Presidente do Conselho de Desenvolvimento do Vale do Taquari (Codevat), Luciano Moresco participou de forma ativa, em 2022, da mobilização que resultou na apresentação de um amplo pacote de investimentos por parte da RGE. Lembra que, na ocasião, houve avanços importantes, mas entende ser necessário um novo movimento da sociedade.

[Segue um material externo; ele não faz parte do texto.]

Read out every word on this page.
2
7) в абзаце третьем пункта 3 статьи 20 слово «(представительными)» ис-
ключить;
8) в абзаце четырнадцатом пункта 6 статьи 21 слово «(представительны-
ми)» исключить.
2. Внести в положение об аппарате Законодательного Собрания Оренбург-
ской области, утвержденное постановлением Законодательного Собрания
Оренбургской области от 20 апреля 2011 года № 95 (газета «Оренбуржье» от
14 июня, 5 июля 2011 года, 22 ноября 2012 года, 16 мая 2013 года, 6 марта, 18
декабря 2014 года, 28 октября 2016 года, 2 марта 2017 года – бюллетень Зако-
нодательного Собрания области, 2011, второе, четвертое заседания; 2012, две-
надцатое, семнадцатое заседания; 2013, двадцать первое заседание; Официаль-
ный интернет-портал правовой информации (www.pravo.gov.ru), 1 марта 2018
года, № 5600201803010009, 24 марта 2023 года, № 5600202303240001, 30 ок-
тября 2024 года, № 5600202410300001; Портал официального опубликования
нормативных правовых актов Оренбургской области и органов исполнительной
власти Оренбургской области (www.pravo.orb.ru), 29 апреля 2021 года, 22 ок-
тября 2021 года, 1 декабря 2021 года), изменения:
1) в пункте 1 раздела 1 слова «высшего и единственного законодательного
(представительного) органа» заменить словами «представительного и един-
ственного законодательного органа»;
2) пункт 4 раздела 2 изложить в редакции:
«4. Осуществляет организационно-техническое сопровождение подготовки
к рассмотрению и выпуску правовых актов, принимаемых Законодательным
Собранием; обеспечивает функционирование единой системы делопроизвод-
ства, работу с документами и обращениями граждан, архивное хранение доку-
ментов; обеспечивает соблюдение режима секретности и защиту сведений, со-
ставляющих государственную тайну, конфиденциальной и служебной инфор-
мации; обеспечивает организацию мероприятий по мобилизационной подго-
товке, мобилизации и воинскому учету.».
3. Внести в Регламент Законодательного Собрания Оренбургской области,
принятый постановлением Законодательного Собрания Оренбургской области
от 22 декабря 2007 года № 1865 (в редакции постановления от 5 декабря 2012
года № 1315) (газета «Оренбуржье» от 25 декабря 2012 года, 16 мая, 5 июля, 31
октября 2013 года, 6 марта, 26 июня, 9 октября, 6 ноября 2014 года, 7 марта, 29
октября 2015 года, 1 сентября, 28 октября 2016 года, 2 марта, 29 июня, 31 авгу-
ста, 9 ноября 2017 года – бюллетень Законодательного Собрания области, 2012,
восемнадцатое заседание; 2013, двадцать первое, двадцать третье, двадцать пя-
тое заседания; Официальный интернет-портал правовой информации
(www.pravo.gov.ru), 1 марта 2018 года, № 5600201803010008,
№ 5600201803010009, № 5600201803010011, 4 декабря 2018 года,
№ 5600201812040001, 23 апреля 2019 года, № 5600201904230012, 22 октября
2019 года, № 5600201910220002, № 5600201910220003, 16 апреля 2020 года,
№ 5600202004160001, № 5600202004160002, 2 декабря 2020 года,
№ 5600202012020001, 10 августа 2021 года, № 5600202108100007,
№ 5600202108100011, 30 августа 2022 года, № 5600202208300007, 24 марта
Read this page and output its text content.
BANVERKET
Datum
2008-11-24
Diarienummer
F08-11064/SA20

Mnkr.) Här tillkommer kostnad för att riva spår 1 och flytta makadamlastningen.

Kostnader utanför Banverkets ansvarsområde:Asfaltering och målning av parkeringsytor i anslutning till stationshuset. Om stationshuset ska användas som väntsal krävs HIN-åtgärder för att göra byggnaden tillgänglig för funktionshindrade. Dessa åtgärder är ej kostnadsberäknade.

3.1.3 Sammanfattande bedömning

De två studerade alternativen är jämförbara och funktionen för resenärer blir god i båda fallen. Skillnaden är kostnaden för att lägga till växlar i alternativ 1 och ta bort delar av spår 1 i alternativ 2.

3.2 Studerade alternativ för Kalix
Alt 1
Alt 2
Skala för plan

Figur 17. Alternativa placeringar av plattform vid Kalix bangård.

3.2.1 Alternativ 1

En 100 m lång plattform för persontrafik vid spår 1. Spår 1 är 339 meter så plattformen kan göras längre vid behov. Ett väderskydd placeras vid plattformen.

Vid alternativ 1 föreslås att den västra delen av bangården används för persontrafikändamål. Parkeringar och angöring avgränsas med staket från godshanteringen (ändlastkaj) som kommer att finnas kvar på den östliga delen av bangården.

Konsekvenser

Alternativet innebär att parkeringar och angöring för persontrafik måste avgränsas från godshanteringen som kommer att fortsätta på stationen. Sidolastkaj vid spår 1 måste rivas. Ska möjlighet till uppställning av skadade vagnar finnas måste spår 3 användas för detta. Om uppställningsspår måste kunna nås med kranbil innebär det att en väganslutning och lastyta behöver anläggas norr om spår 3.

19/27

A estratégia, para Moresco, deve seguir o exemplo de dois anos atrás, quando o grupo buscou apoio do Ministério Público. “Quando se colocou a figura do procurador-geral, deu outro peso ao enfrentamento. Pedimos uma audiência com urgência e vamos encaminhar e-mails para todas as prefeituras do Vale para que informem os problemas com energia elétrica, seguindo um modelo que deu certo naquela ocasião”, afirma.
Mais de uma década
- 2011: Constantes reclamações no abastecimento e manutenção da rede elétrica pautam reuniões entre prefeitos da região e diretoria da AES Sul;
- 2012: Pressionada, diretoria da AES Sul anuncia investimento de R$ 17 milhões para melhoria do serviço na região, com construção de subestações de energia elétrica; Mesmo com a garantia da concessionária, empresários da região, por meio da CIC Vale do Taquari, mobilizam entidades em busca de apoio para atendimento das demandas;
- 2014: Após novos problemas no fornecimento, líderes regionais vão à Assembleia Legislativa para cobrar, da AES Sul, investimentos e planos para garantir o abastecimento de energia;
- 2016: Companhia Paulista de Força e Luz (CPFL) anuncia acordo para compra da AES Sul, em uma negociação bilionária. No mesmo ano, RGE promete investimento de R$ 1 bilhão, inclusive em municípios do Vale do Taquari;
- 2017: Ano começa com transtornos para produtores de Santa Clara do Sul, que ficam mais de 30 horas sem luz. Em outubro, após temporal que devastou municípios, energia demora para voltar em diversos pontos. Produtores de leite estão entre os mais afetados;
- 2019: Procon entra em ação e convoca RGE para esclarecimentos devido a quedas constantes. Produtores vão à Justiça; Pressionada, RGE entrega plano de investimentos e promete melhorias ao longo do ano;
- 2020: Campo sofre com as sucessivas quedas de energia, em meio a um período de estiagem severa em todo o Vale e também começo da pandemia de covid-19;
- 2021: Prejuízos se multiplicam no interior, sobretudo em Arroio do Meio. Líderes regionais, com apoio da Amvat e do Codevat, cobram RGE, que apresenta novo plano de melhorias;
- 2022: Só entre janeiro e março, são pelo menos 15 reportagens no A Hora que tratam da falta de energia elétrica na região. Em cena marcante, produtores jogam leite na fachada da concessionária; Pressão regional surte efeito e RGE anuncia pacote de investimentos de R$ 430 milhões à região, com promessa de aplicação até 2026.